AT&T suspects the White House is trying to interfere in its proposed $85.4 billion acquisition of Time Warner and is preparing to probe its role in the antitrust review of the deal that's presently threatening to block the merger, Bloomberg reported on Tuesday, citing sources close to the second largest wireless carrier in the country. The only remaining regulatory approval for the deal to go through needs to be given by the United States Department of Justice, with the federal agency reportedly making preparations for litigation after failing to find common ground with AT&T. The Dallas, Washington-based mobile service provider is said to be suspecting President Trump to be involved in the effort to block the consolidation despite the fact that the DOJ previously explicitly dismissed the notion that the highest office in the country is in any way involved in the current antitrust probe.
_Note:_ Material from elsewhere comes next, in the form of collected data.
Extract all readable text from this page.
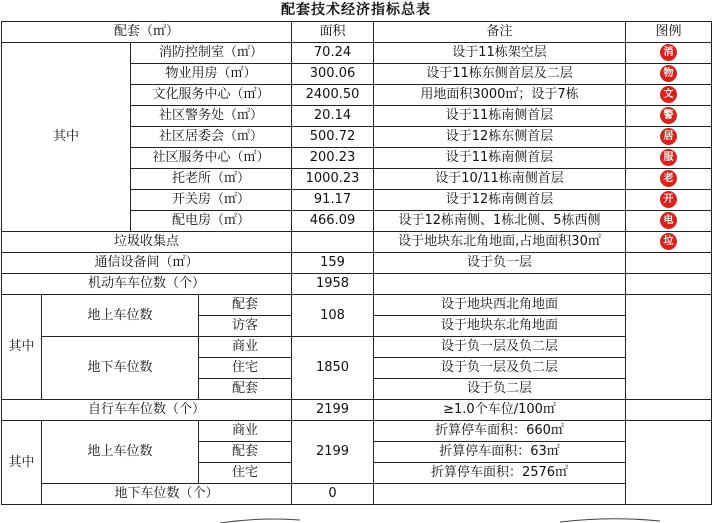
配套技术经济指标总表
配套（㎡）				面积	备注	图例
其中		消防控制室（㎡）		70.24	设于11栋架空层	消
		物业用房（㎡）		300.06	设于11栋东侧首层及二层	物
		文化服务中心（㎡）		2400.50	用地面积3000㎡；设于7栋	文
		社区警务处（㎡）		20.14	设于11栋南侧首层	警
		社区居委会（㎡）		500.72	设于12栋东侧首层	居
		社区服务中心（㎡）		200.23	设于11栋南侧首层	服
		托老所（㎡）		1000.23	设于10/11栋南侧首层	老
		开关房（㎡）		91.17	设于12栋南侧首层	开
		配电房（㎡）		466.09	设于12栋南侧、1栋北侧、5栋西侧	电
垃圾收集点					设于地块东北角地面,占地面积30㎡	垃
通信设备间（㎡）				159	设于负一层	
机动车车位数（个）				1958		
其中	地上车位数		配套	108	设于地块西北角地面	
			访客		设于地块东北角地面	
	地下车位数		商业	1850	设于负一层及负二层	
			住宅		设于负一层及负二层	
			配套		设于负二层	
自行车车位数（个）				2199	≥1.0个车位/100㎡	
其中	地上车位数		商业	2199	折算停车面积：660㎡	
			配套		折算停车面积：63㎡	
			住宅		折算停车面积：2576㎡	
	地下车位数（个）			0		
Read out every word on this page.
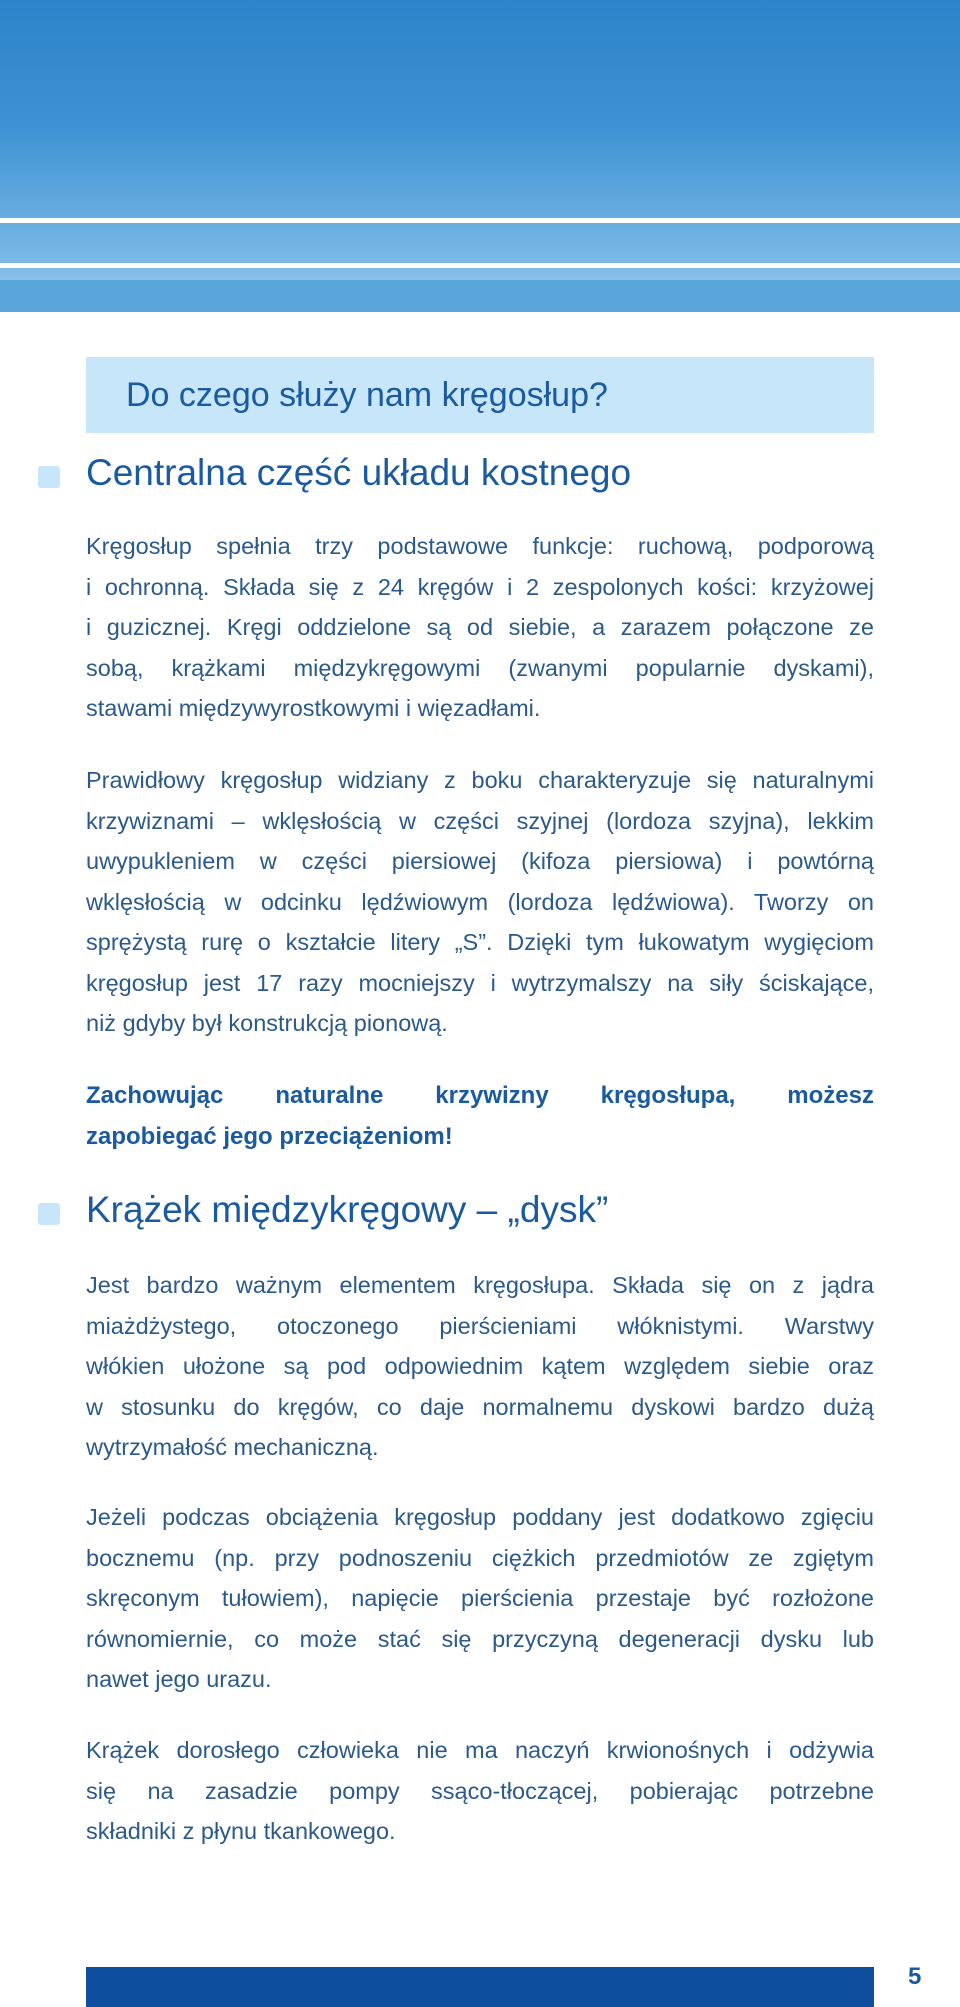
Do czego służy nam kręgosłup?
Centralna część układu kostnego

Kręgosłup spełnia trzy podstawowe funkcje: ruchową, podporową
i ochronną. Składa się z 24 kręgów i 2 zespolonych kości: krzyżowej
i guzicznej. Kręgi oddzielone są od siebie, a zarazem połączone ze
sobą, krążkami międzykręgowymi (zwanymi popularnie dyskami),
stawami międzywyrostkowymi i więzadłami.

Prawidłowy kręgosłup widziany z boku charakteryzuje się naturalnymi
krzywiznami – wklęsłością w części szyjnej (lordoza szyjna), lekkim
uwypukleniem w części piersiowej (kifoza piersiowa) i powtórną
wklęsłością w odcinku lędźwiowym (lordoza lędźwiowa). Tworzy on
sprężystą rurę o kształcie litery „S”. Dzięki tym łukowatym wygięciom
kręgosłup jest 17 razy mocniejszy i wytrzymalszy na siły ściskające,
niż gdyby był konstrukcją pionową.

Zachowując naturalne krzywizny kręgosłupa, możesz
zapobiegać jego przeciążeniom!

Krążek międzykręgowy – „dysk”

Jest bardzo ważnym elementem kręgosłupa. Składa się on z jądra
miażdżystego, otoczonego pierścieniami włóknistymi. Warstwy
włókien ułożone są pod odpowiednim kątem względem siebie oraz
w stosunku do kręgów, co daje normalnemu dyskowi bardzo dużą
wytrzymałość mechaniczną.

Jeżeli podczas obciążenia kręgosłup poddany jest dodatkowo zgięciu
bocznemu (np. przy podnoszeniu ciężkich przedmiotów ze zgiętym
skręconym tułowiem), napięcie pierścienia przestaje być rozłożone
równomiernie, co może stać się przyczyną degeneracji dysku lub
nawet jego urazu.

Krążek dorosłego człowieka nie ma naczyń krwionośnych i odżywia
się na zasadzie pompy ssąco-tłoczącej, pobierając potrzebne
składniki z płynu tkankowego.

5
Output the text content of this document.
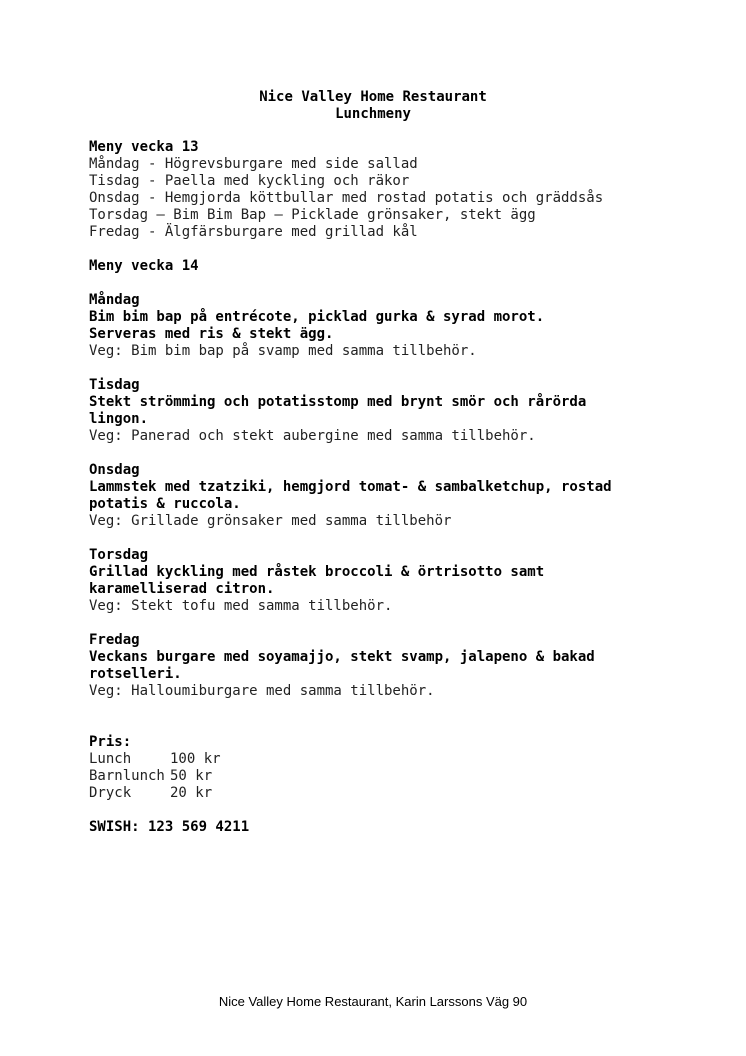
Nice Valley Home Restaurant
Lunchmeny
Meny vecka 13
Måndag - Högrevsburgare med side sallad
Tisdag - Paella med kyckling och räkor
Onsdag - Hemgjorda köttbullar med rostad potatis och gräddsås
Torsdag – Bim Bim Bap – Picklade grönsaker, stekt ägg
Fredag - Älgfärsburgare med grillad kål
Meny vecka 14
Måndag
Bim bim bap på entrécote, picklad gurka & syrad morot.
Serveras med ris & stekt ägg.
Veg: Bim bim bap på svamp med samma tillbehör.
Tisdag
Stekt strömming och potatisstomp med brynt smör och rårörda
lingon.
Veg: Panerad och stekt aubergine med samma tillbehör.
Onsdag
Lammstek med tzatziki, hemgjord tomat- & sambalketchup, rostad
potatis & ruccola.
Veg: Grillade grönsaker med samma tillbehör
Torsdag
Grillad kyckling med råstek broccoli & örtrisotto samt
karamelliserad citron.
Veg: Stekt tofu med samma tillbehör.
Fredag
Veckans burgare med soyamajjo, stekt svamp, jalapeno & bakad
rotselleri.
Veg: Halloumiburgare med samma tillbehör.
Pris:
Lunch	100 kr
Barnlunch 50 kr
Dryck	20 kr
SWISH: 123 569 4211
Nice Valley Home Restaurant, Karin Larssons Väg 90
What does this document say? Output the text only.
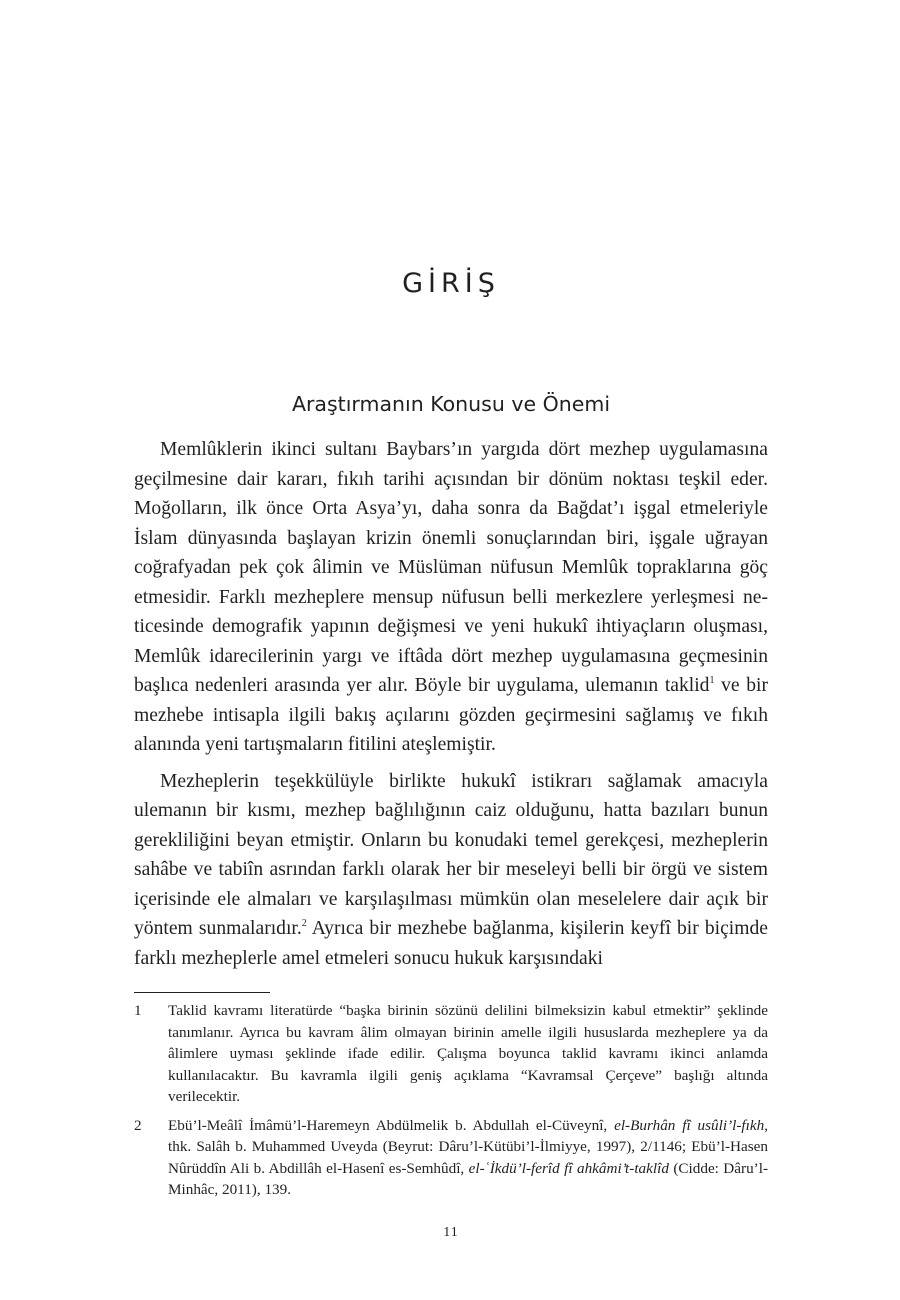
GİRİŞ
Araştırmanın Konusu ve Önemi

Memlûklerin ikinci sultanı Baybars’ın yargıda dört mezhep uygulamasına geçilmesine dair kararı, fıkıh tarihi açısından bir dönüm noktası teşkil eder. Moğolların, ilk önce Orta Asya’yı, daha sonra da Bağdat’ı işgal etmeleriyle İslam dünyasında başlayan krizin önemli sonuçlarından biri, işgale uğrayan coğrafyadan pek çok âlimin ve Müslüman nüfusun Memlûk topraklarına göç etmesidir. Farklı mezheplere mensup nüfusun belli merkezlere yerleşmesi neticesinde demografik yapının değişmesi ve yeni hukukî ihtiyaçların oluşması, Memlûk idarecilerinin yargı ve iftâda dört mezhep uygulamasına geçmesinin başlıca nedenleri arasında yer alır. Böyle bir uygulama, ulemanın taklid$^1$ ve bir mezhebe intisapla ilgili bakış açılarını gözden geçirmesini sağlamış ve fıkıh alanında yeni tartışmaların fitilini ateşlemiştir.

Mezheplerin teşekkülüyle birlikte hukukî istikrarı sağlamak amacıyla ulemanın bir kısmı, mezhep bağlılığının caiz olduğunu, hatta bazıları bunun gerekliliğini beyan etmiştir. Onların bu konudaki temel gerekçesi, mezheplerin sahâbe ve tabiîn asrından farklı olarak her bir meseleyi belli bir örgü ve sistem içerisinde ele almaları ve karşılaşılması mümkün olan meselelere dair açık bir yöntem sunmalarıdır.$^2$ Ayrıca bir mezhebe bağlanma, kişilerin keyfî bir biçimde farklı mezheplerle amel etmeleri sonucu hukuk karşısındaki

1	Taklid kavramı literatürde “başka birinin sözünü delilini bilmeksizin kabul etmektir” şeklinde tanımlanır. Ayrıca bu kavram âlim olmayan birinin amelle ilgili hususlarda mezheplere ya da âlimlere uyması şeklinde ifade edilir. Çalışma boyunca taklid kavramı ikinci anlamda kullanılacaktır. Bu kavramla ilgili geniş açıklama “Kavramsal Çerçeve” başlığı altında verilecektir.
2	Ebü’l-Meâlî İmâmü’l-Haremeyn Abdülmelik b. Abdullah el-Cüveynî, el-Burhân fî usûli’l-fıkh, thk. Salâh b. Muhammed Uveyda (Beyrut: Dâru’l-Kütübi’l-İlmiyye, 1997), 2/1146; Ebü’l-Hasen Nûrüddîn Ali b. Abdillâh el-Hasenî es-Semhûdî, el-ʿİkdü’l-ferîd fî ahkâmi’t-taklîd (Cidde: Dâru’l-Minhâc, 2011), 139.
11
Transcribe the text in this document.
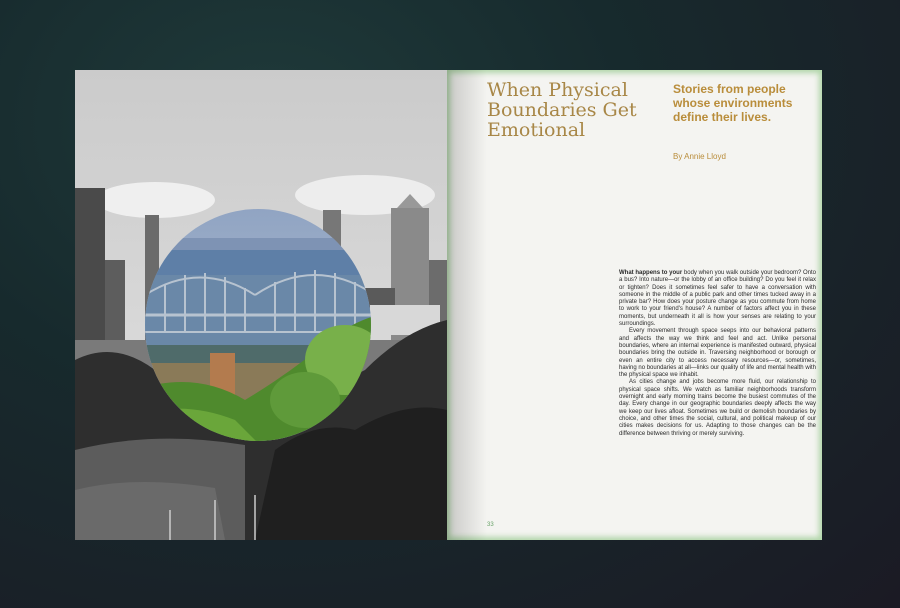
When Physical Boundaries Get Emotional
Stories from people whose environments define their lives.
By Annie Lloyd

What happens to your body when you walk outside your bedroom? Onto a bus? Into nature—or the lobby of an office building? Do you feel it relax or tighten? Does it sometimes feel safer to have a conversation with someone in the middle of a public park and other times tucked away in a private bar? How does your posture change as you commute from home to work to your friend's house? A number of factors affect you in these moments, but underneath it all is how your senses are relating to your surroundings.

Every movement through space seeps into our behavioral patterns and affects the way we think and feel and act. Unlike personal boundaries, where an internal experience is manifested outward, physical boundaries bring the outside in. Traversing neighborhood or borough or even an entire city to access necessary resources—or, sometimes, having no boundaries at all—links our quality of life and mental health with the physical space we inhabit.

As cities change and jobs become more fluid, our relationship to physical space shifts. We watch as familiar neighborhoods transform overnight and early morning trains become the busiest commutes of the day. Every change in our geographic boundaries deeply affects the way we keep our lives afloat. Sometimes we build or demolish boundaries by choice, and other times the social, cultural, and political makeup of our cities makes decisions for us. Adapting to those changes can be the difference between thriving or merely surviving.

33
President Trump strongly opposed the deal before winning the 2016 election but hasn't publicly criticized it since taking office. The first occasion on which he reflected on the matter in an official capacity as President came during his recent trip to Asia when he gave an ambiguous remark about AT&T's case possibly going to trial, noting how litigation still isn't guaranteed. Should the DOJ and AT&T end up in court, the latter will reportedly ask the competent judicial body to subpoena all correspondence between the federal agency and the White House related to the standard exchange of evidence in the case, likely in an effort to attempt proving that its consolidation is being opposed for political reasons. Now-President Trump originally objected to the merger over his clashes with CNN, a unit of Time Warner-owned Turner Broadcasting System which he repeatedly called "fake news" and accused it of giving him unfair coverage, both as a presidential candidate and later President. Even as his conflict with CNN extended into his presidency, the merger itself ceased to be the topic of his public remarks until last week.
The DOJ is reportedly requesting significant concessions from AT&T in order to approve the deal, with industry sources previously claiming that the agency is seeking major divestitures from the telecom giant. The wireless carrier was supposedly given a choice between selling its 2015 acquisition DIRECTV or Time Warner's Turner division in order to get the acquisition approved, even if it was to later form a joint venture with its divested assets. AT&T is said to have dismissed those proposals and is currently on track to be targeted by a DOJ lawsuit by Thanksgiving, according to recent reports.